Section 6 -- Term and Termination.

a. This Public License applies for the term of the Copyright and Similar Rights licensed here. However, if You fail to comply with this Public License, then Your rights under this Public License terminate automatically.

b. Where Your right to use the Licensed Material has terminated under Section 6(a), it reinstates:

1. automatically as of the date the violation is cured, provided it is cured within 30 days of Your discovery of the violation; or

2. upon express reinstatement by the Licensor.

For the avoidance of doubt, this Section 6(b) does not affect any right the Licensor may have to seek remedies for Your violations of this Public License.

c. For the avoidance of doubt, the Licensor may also offer the Licensed Material under separate terms or conditions or stop distributing the Licensed Material at any time; however, doing so will not terminate this Public License.

d. Sections 1, 5, 6, 7, and 8 survive termination of this Public License.
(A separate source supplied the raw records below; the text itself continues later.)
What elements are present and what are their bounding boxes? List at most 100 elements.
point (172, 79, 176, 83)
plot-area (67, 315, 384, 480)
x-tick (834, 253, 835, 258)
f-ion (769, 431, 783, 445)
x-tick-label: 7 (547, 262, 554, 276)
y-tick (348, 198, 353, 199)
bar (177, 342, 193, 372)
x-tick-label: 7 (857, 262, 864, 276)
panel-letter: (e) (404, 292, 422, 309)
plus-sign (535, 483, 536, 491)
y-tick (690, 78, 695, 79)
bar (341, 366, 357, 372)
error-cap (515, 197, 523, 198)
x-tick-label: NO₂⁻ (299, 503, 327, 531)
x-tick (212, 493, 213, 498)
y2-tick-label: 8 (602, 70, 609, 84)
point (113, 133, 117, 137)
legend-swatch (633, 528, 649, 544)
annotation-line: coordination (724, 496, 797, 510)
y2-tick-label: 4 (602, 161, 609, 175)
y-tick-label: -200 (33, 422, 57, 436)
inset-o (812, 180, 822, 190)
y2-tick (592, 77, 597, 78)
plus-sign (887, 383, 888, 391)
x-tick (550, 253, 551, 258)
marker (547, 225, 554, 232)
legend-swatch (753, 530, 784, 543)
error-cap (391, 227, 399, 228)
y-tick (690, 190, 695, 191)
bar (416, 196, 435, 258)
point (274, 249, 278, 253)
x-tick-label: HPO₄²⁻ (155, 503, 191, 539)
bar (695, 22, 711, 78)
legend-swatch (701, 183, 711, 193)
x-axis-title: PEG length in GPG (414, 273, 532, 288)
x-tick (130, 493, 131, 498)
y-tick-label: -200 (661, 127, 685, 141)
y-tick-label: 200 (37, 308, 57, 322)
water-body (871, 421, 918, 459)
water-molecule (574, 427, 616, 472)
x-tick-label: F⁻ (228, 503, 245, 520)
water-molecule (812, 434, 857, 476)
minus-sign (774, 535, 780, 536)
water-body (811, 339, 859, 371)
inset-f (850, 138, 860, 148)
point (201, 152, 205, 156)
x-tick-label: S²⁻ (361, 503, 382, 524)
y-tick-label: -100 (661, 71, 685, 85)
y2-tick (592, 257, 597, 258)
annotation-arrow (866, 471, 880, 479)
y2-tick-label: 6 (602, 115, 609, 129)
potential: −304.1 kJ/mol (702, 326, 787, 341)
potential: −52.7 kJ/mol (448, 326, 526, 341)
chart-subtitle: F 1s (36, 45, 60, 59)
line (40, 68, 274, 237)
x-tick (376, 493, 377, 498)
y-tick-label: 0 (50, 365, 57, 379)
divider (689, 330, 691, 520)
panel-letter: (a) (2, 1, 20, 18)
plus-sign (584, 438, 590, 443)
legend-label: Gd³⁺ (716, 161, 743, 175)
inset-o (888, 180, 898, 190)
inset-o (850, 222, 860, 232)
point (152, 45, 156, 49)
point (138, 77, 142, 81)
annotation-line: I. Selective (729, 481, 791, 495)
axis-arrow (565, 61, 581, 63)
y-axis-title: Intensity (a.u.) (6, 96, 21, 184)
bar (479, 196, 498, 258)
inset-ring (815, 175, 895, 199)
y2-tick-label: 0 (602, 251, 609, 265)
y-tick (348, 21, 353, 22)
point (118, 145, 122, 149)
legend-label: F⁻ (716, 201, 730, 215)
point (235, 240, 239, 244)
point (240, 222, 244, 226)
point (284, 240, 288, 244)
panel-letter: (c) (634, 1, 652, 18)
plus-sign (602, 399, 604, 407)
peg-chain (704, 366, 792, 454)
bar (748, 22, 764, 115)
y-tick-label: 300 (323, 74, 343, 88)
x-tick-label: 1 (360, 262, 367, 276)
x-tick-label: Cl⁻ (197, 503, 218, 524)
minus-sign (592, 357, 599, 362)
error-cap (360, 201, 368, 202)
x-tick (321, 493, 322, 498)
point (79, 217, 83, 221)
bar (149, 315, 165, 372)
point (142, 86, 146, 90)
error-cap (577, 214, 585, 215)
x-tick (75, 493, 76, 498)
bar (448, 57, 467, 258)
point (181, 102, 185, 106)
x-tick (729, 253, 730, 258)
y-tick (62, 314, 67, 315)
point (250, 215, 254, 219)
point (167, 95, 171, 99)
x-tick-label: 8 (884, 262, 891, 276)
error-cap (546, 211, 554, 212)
Section 7 -- Other Terms and Conditions.

a. The Licensor shall not be bound by any additional or different terms or conditions communicated by You unless expressly agreed.

b. Any arrangements, understandings, or agreements regarding the Licensed Material not stated herein are separate from and independent of the terms and conditions of this Public License.

Section 8 -- Interpretation.

a. For the avoidance of doubt, this Public License does not, and shall not be interpreted to, reduce, limit, restrict, or impose conditions on any use of the Licensed Material that could lawfully be made without permission under this Public License.

b. To the extent possible, if any provision of this Public License is deemed unenforceable, it shall be automatically reformed to the minimum extent necessary to make it enforceable. If the provision cannot be reformed, it shall be severed from this Public License without affecting the enforceability of the remaining terms and conditions.

c. No term or condition of this Public License will be waived and no failure to comply consented to unless expressly agreed to by the Licensor.

d. Nothing in this Public License constitutes or may be interpreted as a limitation upon, or waiver of, any privileges and immunities that apply to the Licensor or You, including from the legal processes of any jurisdiction or authority.